The amount of students at Brown requesting accommodations through SAS “continues to grow,” Interim Director of Student Accessibility Services Allen Kropp wrote in an email to The Herald[.]
One reason might be that it is incredibly easy to get an accommodation.
“The process for obtaining accommodations is fairly straightforward,” Kropp told the student nespaper. “We work to make the process as easy as possible, and accommodation decisions are often made in a matter of days.”
Other students backed up this assertion.
“The process of getting accommodations was incredibly easy,” one student told the Daily Herald. “I had the doctor’s note already, and then I scheduled my appointment and they were incredibly helpful, quick and understanding.”
However, some questioned the process.
“A lot of my friends have them, so I just kind of thought more people would,” student Sophia Odato said. “I’ve heard of some people swindling the system to kind of get what they want, but I’ve also heard of people who actually need them.”
Others said they knew of students who were denied requests for accommodations after “gaming the system.”
The use, and possible abuse, of disability accommodations has garnered international and national attention.
A report in the England-based Times reported on how “nearly 40% of Stanford undergraduate students claim they’re disabled.”
As The College Fix previously reported:
Such accommodations are so common and so easy to obtain – nearly 40 percent do — that not requesting one from the elite private university puts students at a disadvantage, student Elsa Johnson wrote.
“… almost no one talks about the system with shame.
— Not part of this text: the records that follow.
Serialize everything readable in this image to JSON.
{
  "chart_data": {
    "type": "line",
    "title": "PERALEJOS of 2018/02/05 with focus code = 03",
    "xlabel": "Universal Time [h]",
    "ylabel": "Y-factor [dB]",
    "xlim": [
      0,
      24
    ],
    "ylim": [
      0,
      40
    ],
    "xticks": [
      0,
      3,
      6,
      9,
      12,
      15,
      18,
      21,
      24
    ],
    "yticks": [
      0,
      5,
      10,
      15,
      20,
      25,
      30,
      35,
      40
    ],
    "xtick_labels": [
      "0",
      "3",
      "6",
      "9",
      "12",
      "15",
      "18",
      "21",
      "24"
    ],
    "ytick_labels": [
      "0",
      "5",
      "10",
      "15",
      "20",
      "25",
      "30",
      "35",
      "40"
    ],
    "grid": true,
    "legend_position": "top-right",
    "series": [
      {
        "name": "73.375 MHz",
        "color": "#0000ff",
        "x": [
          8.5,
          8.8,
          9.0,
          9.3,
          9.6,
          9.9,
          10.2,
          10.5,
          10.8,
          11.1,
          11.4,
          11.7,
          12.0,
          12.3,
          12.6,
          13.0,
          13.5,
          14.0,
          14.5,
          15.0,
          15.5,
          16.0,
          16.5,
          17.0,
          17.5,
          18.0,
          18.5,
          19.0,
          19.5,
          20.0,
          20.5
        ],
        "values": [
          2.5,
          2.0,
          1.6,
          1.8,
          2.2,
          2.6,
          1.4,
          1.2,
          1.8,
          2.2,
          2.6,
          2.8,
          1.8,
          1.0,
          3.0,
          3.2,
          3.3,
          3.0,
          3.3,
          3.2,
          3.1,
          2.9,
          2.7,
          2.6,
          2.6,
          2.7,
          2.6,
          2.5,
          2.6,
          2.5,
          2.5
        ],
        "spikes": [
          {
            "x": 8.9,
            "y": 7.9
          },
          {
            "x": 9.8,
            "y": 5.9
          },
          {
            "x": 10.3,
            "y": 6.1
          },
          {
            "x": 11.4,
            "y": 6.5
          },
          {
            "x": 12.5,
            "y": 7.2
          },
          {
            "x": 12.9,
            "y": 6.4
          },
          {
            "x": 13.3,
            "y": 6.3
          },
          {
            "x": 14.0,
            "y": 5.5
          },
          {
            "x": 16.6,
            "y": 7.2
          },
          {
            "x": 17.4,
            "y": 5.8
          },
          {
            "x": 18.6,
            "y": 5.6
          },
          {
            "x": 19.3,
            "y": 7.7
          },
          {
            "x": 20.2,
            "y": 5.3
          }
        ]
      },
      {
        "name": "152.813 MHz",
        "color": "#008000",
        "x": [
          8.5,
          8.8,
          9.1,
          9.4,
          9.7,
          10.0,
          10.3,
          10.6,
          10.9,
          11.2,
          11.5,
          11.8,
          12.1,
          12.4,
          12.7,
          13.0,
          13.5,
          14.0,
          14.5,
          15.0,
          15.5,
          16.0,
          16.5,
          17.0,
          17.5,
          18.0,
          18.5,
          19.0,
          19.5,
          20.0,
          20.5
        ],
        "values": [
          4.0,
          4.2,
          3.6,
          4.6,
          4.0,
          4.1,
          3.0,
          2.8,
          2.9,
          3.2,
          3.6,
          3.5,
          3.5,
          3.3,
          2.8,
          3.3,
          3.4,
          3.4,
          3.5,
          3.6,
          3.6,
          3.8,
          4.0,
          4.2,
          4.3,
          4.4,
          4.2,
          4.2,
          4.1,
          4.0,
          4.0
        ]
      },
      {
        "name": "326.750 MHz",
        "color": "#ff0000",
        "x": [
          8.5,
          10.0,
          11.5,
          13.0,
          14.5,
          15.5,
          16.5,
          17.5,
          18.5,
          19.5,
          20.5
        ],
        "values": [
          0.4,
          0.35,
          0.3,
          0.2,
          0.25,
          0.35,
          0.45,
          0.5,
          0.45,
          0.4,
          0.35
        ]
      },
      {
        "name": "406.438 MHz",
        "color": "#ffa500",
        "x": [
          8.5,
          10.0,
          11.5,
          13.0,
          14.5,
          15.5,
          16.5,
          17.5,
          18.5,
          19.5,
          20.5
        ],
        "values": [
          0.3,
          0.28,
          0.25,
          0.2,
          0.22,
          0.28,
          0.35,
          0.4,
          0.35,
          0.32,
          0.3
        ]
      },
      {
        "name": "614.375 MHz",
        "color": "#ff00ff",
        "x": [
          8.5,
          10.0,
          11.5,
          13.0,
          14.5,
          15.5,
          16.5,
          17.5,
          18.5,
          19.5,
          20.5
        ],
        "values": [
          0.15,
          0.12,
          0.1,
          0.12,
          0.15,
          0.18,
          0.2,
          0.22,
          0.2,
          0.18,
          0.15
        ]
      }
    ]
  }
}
Rather, we openly discuss, strategise and even joke about it. At a university of savvy optimisers, the feeling is that if you aren’t getting accommodations, you haven’t tried hard enough,” she wrote. “… if you’re not gaming it, you’re putting yourself at a disadvantage.”
More than half of disability accommodations at the University of California Berkeley are for “psychological/emotional” reasons, The College Fix reported in January.